So, I've just begun a new mySQL database with two main tables, bigTable[600,000 lines] and lilTable[8000 lines]. There is an field blId which links the tables, which has been indexed in bigTable.
I want to select all entries from the bigTable that share a blId with any entry from the lilTable that matches certain criterion, but I don't need any other information from that table, so a join seems excessive.
Without further ado, here is my terribly slow query:
SELECT * FROM testdb.bigTable where blId in
(SELECT blId FROM certtest.lilTable WHERE color LIKE 'blue');
This takes ~52 seconds to run on my computer, and still took 50 seconds when the inner query returned 0 results! On the contrary, if I run the inner query separately and manually create a list of acceptable blId's that I put in place of the sub-query, it runs in less than a tenth of a second. What in the blue blazes is going on here?

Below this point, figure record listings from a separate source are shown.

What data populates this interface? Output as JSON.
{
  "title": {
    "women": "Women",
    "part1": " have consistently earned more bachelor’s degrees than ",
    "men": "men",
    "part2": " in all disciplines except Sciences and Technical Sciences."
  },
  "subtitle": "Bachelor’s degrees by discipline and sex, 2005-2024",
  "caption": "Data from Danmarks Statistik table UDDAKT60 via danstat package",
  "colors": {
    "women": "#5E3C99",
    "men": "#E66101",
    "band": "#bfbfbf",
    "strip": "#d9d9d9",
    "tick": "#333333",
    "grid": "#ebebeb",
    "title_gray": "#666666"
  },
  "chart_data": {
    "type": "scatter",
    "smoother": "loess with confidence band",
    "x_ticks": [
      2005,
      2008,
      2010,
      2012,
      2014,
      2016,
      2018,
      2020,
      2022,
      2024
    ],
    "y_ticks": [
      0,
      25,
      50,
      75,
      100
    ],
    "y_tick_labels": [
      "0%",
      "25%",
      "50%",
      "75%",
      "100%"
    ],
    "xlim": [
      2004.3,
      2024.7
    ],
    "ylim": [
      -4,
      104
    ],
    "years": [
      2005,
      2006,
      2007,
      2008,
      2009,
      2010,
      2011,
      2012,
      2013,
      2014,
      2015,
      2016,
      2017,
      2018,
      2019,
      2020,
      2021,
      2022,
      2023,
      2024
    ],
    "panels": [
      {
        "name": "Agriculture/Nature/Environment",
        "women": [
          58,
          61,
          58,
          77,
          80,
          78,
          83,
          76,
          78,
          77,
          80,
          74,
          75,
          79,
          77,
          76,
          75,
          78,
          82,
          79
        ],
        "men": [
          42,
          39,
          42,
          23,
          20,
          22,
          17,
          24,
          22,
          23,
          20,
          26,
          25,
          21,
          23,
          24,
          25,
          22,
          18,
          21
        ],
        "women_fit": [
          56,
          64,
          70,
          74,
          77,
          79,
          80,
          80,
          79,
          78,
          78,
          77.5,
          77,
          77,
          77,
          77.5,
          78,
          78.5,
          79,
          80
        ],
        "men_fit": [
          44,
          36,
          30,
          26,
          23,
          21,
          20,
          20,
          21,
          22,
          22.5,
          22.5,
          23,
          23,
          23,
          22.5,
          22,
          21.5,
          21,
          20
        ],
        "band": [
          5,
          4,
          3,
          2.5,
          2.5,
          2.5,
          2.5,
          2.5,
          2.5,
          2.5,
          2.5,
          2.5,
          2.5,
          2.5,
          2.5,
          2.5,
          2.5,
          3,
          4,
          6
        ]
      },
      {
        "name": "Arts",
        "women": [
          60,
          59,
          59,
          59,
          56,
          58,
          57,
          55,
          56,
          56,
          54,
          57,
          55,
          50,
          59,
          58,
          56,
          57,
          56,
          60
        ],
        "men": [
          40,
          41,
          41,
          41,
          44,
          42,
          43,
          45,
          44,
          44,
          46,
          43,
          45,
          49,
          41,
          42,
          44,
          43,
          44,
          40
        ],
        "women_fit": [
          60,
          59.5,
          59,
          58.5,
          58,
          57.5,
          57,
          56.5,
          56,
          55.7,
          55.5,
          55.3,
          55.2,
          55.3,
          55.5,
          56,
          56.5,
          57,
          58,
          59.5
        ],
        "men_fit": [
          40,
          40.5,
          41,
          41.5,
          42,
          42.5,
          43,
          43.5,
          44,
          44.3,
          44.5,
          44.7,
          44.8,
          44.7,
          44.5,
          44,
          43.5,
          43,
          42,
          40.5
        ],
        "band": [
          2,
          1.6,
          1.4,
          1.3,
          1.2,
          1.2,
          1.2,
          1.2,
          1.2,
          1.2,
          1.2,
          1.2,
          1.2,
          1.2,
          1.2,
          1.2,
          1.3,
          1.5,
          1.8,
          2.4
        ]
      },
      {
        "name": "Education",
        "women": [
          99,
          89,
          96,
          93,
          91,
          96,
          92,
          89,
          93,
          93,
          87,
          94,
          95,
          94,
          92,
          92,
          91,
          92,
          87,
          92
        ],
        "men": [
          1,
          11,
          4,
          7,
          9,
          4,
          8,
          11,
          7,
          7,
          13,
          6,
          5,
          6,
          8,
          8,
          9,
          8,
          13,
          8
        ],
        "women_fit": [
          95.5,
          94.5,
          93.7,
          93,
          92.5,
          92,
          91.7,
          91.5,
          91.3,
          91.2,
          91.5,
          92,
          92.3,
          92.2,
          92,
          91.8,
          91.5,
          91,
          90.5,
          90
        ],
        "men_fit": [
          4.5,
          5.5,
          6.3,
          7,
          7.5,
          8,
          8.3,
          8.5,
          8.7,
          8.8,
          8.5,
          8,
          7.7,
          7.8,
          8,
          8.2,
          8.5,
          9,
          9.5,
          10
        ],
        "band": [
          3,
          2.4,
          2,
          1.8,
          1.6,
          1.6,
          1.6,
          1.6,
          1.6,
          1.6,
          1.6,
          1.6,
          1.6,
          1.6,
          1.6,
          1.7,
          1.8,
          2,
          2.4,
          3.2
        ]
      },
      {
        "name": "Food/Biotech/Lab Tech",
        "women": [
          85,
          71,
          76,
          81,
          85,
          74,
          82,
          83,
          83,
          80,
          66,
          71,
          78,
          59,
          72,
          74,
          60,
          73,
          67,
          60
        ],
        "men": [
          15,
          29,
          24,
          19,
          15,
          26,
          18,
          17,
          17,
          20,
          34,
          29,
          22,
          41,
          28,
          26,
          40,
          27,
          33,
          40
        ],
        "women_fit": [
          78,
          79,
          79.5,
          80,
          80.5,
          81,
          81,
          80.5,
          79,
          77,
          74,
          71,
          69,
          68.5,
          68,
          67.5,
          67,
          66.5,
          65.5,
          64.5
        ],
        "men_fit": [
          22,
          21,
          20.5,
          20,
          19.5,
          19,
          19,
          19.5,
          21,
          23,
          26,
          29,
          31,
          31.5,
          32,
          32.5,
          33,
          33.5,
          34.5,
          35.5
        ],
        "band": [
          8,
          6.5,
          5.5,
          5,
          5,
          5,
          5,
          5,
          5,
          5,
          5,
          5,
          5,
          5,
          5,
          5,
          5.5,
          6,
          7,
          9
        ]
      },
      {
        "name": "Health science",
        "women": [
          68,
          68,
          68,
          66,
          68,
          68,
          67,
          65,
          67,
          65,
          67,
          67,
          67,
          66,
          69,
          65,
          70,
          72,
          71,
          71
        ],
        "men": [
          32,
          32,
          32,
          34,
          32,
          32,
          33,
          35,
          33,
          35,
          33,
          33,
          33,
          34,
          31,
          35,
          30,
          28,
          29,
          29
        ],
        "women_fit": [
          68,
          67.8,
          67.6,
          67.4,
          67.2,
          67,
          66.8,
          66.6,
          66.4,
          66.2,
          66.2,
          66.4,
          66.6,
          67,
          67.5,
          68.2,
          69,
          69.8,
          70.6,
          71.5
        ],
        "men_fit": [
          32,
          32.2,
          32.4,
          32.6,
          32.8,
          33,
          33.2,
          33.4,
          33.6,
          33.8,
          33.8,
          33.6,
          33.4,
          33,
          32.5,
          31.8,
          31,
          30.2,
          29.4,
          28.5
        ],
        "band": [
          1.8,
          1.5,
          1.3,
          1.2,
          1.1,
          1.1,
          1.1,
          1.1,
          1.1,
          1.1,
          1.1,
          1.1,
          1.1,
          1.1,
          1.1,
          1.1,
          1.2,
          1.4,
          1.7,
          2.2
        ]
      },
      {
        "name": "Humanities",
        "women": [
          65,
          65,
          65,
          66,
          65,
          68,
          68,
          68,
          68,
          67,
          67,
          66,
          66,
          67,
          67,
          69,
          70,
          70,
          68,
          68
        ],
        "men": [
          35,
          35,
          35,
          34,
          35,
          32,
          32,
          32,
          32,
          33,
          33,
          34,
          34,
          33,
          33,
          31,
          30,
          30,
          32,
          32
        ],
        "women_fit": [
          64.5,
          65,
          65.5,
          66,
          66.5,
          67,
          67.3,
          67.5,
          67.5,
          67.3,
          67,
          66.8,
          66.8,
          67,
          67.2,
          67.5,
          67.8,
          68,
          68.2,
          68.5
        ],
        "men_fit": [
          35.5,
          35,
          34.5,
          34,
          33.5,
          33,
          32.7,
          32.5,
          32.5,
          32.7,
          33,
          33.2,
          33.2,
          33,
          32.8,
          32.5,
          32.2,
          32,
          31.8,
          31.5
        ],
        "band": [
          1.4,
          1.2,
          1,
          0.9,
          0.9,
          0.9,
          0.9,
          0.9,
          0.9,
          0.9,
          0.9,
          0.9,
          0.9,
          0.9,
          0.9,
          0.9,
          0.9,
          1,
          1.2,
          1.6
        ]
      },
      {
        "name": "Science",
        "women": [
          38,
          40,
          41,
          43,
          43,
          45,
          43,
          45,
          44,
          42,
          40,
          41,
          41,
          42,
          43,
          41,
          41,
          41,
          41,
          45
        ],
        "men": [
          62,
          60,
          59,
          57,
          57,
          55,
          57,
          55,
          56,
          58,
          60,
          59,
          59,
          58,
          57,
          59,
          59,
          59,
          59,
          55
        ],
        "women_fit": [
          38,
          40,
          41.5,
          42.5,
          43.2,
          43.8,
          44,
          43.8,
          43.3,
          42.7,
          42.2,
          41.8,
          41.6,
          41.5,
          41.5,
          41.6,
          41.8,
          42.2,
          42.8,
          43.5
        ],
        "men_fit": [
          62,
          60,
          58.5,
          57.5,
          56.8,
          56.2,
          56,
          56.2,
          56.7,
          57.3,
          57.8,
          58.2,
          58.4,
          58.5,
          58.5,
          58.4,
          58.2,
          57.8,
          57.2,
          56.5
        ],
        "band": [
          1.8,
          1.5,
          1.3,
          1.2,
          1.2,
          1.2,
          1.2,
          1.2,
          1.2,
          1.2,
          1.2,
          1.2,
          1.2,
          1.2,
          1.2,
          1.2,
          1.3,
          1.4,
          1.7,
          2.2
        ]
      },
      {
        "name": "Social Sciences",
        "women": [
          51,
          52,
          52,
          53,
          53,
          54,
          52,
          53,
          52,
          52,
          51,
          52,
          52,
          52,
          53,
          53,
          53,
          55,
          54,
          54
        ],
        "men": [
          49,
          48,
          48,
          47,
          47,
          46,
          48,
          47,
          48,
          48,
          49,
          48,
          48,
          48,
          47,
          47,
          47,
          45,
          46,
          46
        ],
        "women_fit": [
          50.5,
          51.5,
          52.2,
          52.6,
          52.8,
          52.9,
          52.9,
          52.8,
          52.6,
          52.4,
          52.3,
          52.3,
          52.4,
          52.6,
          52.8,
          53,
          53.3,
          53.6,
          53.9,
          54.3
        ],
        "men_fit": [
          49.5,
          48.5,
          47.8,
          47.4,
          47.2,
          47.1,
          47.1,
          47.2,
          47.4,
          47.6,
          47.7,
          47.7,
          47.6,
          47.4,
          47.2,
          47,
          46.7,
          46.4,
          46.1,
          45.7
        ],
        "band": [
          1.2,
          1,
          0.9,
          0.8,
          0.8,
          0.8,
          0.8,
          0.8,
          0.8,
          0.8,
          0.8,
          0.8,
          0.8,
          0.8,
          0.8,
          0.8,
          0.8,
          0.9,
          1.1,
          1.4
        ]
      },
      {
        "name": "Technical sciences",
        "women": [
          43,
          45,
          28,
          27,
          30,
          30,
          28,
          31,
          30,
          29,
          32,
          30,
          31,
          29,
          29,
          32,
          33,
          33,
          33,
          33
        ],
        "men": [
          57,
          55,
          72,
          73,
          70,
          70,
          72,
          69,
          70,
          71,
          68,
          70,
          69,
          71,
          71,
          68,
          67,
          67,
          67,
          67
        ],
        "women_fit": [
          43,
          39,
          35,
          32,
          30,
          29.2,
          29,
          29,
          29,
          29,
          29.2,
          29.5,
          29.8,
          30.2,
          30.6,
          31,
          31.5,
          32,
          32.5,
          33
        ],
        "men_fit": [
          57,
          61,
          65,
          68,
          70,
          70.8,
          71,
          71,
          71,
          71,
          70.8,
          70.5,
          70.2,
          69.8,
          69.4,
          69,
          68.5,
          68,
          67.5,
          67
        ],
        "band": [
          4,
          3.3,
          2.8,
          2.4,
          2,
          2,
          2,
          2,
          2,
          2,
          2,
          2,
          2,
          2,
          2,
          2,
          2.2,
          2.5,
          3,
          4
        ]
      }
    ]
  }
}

Edit: So I've found one way to speed it up, wrap it in another, redundant select statement? (Cuts query time down to 0.25 sec) It anyone could explain this behavior, it would be greatly appreciated.
SELECT * FROM testdb.bigTable where blId in
(SELECT * FROM
(SELECT blId FROM certtest.lilTable WHERE color LIKE 'blue') AS why
);
LIKEin the sql? Would it be quicker if you change tocolor='blue'? Please include table structure.